If you think your life is nothing but problems, consider this account from the self-help book How to Stop Worrying and Start Living, first published in 1948. The narrator is recalling her struggles as a young mother in the 1930s. The economy was in bad shape, her husband was in poor health, every day seemed to bring new trials, and she had reached the point of literally wanting to die, when:
I heard someone singing an old hymn [on the radio] … As I listened … I realized that I … had tried to fight all my terrible battles alone. I had not taken everything to God in prayer. … I wept and prayed all the rest of that day. Only I didn’t pray for help—instead I poured out my soul in thanksgiving to God for the blessings He had given me … I promised God that never again would I prove so ungrateful
Do you make a point of being grateful for the blessings in your life—or do you deny you have any blessings at all? What about your children? Your health? Your home? Food and clean water? Education and all its benefits?

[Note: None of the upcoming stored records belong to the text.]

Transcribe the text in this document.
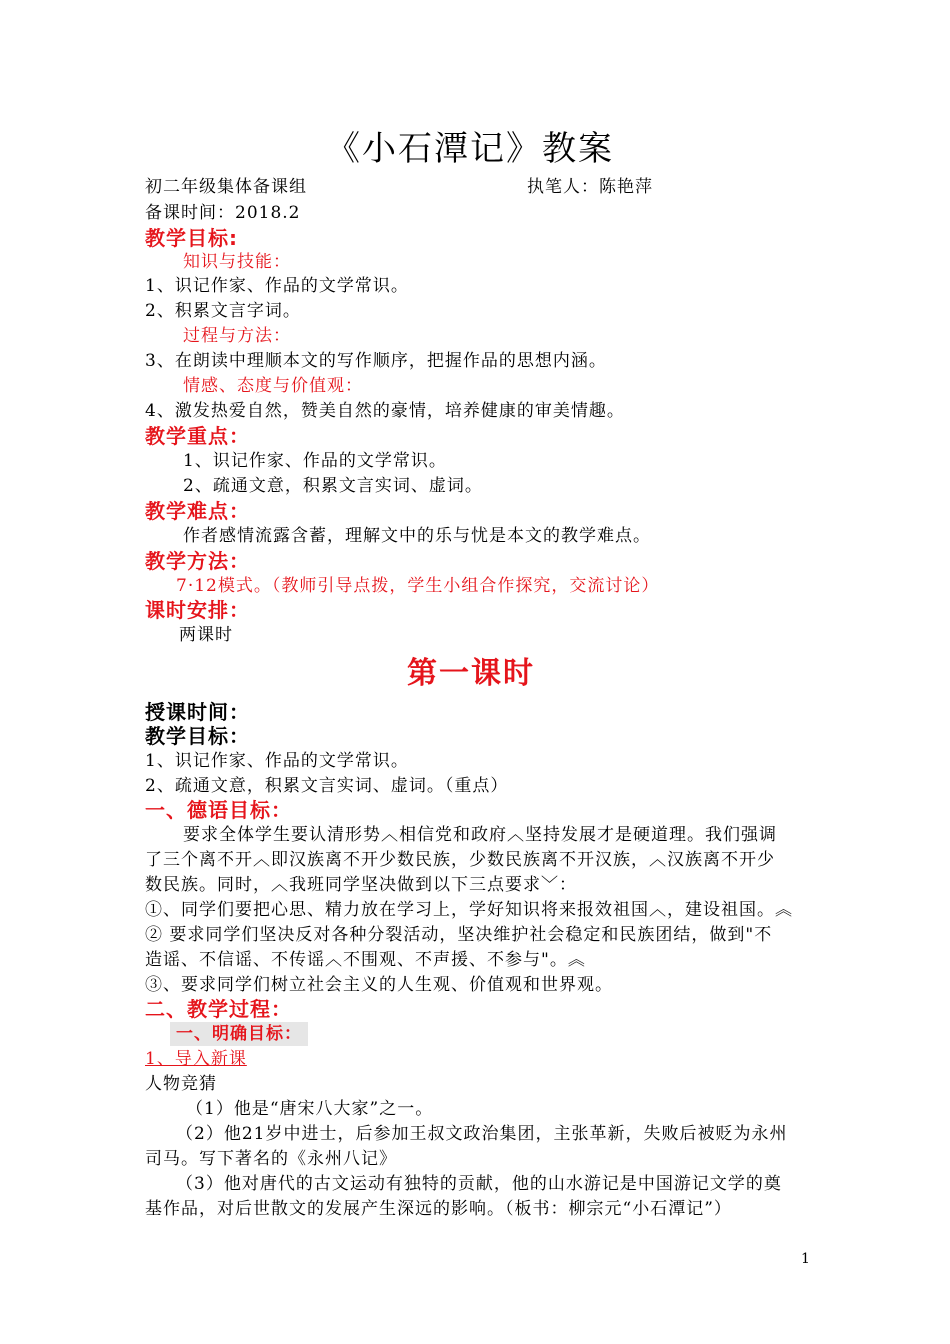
《小石潭记》教案
初二年级集体备课组	执笔人：陈艳萍
备课时间：2018.2
教学目标:
知识与技能：
1、识记作家、作品的文学常识。
2、积累文言字词。
过程与方法：
3、在朗读中理顺本文的写作顺序，把握作品的思想内涵。
情感、态度与价值观：
4、激发热爱自然，赞美自然的豪情，培养健康的审美情趣。
教学重点：
1、识记作家、作品的文学常识。
2、疏通文意，积累文言实词、虚词。
教学难点：
作者感情流露含蓄，理解文中的乐与忧是本文的教学难点。
教学方法：
7·12模式。（教师引导点拨，学生小组合作探究，交流讨论）
课时安排：
两课时
第一课时
授课时间：
教学目标：
1、识记作家、作品的文学常识。
2、疏通文意，积累文言实词、虚词。（重点）
一、德语目标：
要求全体学生要认清形势︿相信党和政府︿坚持发展才是硬道理。我们强调
了三个离不开︿即汉族离不开少数民族，少数民族离不开汉族，︿汉族离不开少
数民族。同时，︿我班同学坚决做到以下三点要求﹀：
①、同学们要把心思、精力放在学习上，学好知识将来报效祖国︿，建设祖国。︽
② 要求同学们坚决反对各种分裂活动，坚决维护社会稳定和民族团结，做到"不
造谣、不信谣、不传谣︿不围观、不声援、不参与"。︽
③、要求同学们树立社会主义的人生观、价值观和世界观。
二、教学过程：
一、明确目标：
1、导入新课
人物竞猜
（1）他是“唐宋八大家”之一。
（2）他21岁中进士，后参加王叔文政治集团，主张革新，失败后被贬为永州
司马。写下著名的《永州八记》
（3）他对唐代的古文运动有独特的贡献，他的山水游记是中国游记文学的奠
基作品，对后世散文的发展产生深远的影响。（板书：柳宗元“小石潭记”）
1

Even if you lack some or all of the above, it’s not fair to blame circumstances for “making” you unhappy. People have learned to be happy in prisons and hospital beds, in war zones and refugee camps. And people have achieved all the trappings of power and wealth, only to find themselves more miserable than when they had little.
If you still feel your problems outweigh those of all your acquaintances, here are a few hints for cultivating the gratitude habit.
Little children are born optimists: they haven’t learned to be cynical or see life as monotonous. Instead of discouraging this tendency, let them teach you a few things. Invite them to play a game of naming things they like in your house/yard/neighborhood. Count the number of times they laugh in a day, and try to match it yourself. Join the kids in a wild romp or a silly song.
The main reason people wallow in self-pity is they feel entitled to lives free of frustration and inconvenience—and they convince themselves everyone else already has as much. Everyone has problems, and yours aren’t unequalled or unprecedented. Those neighbors whose “perfect” lives you long to live may have secret struggles you wouldn’t wish on your worst enemy. And if you look objectively at your own life without comparing it to some imagined ideal, you’ll see how small your problems really are—and how great your blessings.
This can be anything from helping your neighbor weed a garden to volunteering at a food pantry: anything that provides opportunity to see firsthand that others have imperfect lives, can improve them, and are smiling through the problems.
Working together to improve an imperfect situation will get everyone smiling more, via the positive energy generated by camaraderie and caring. Involve your whole family if you can: that way, you’ll carry home some extra positive energy as a group, which should maintain everyone’s joy and gratitude levels for a while!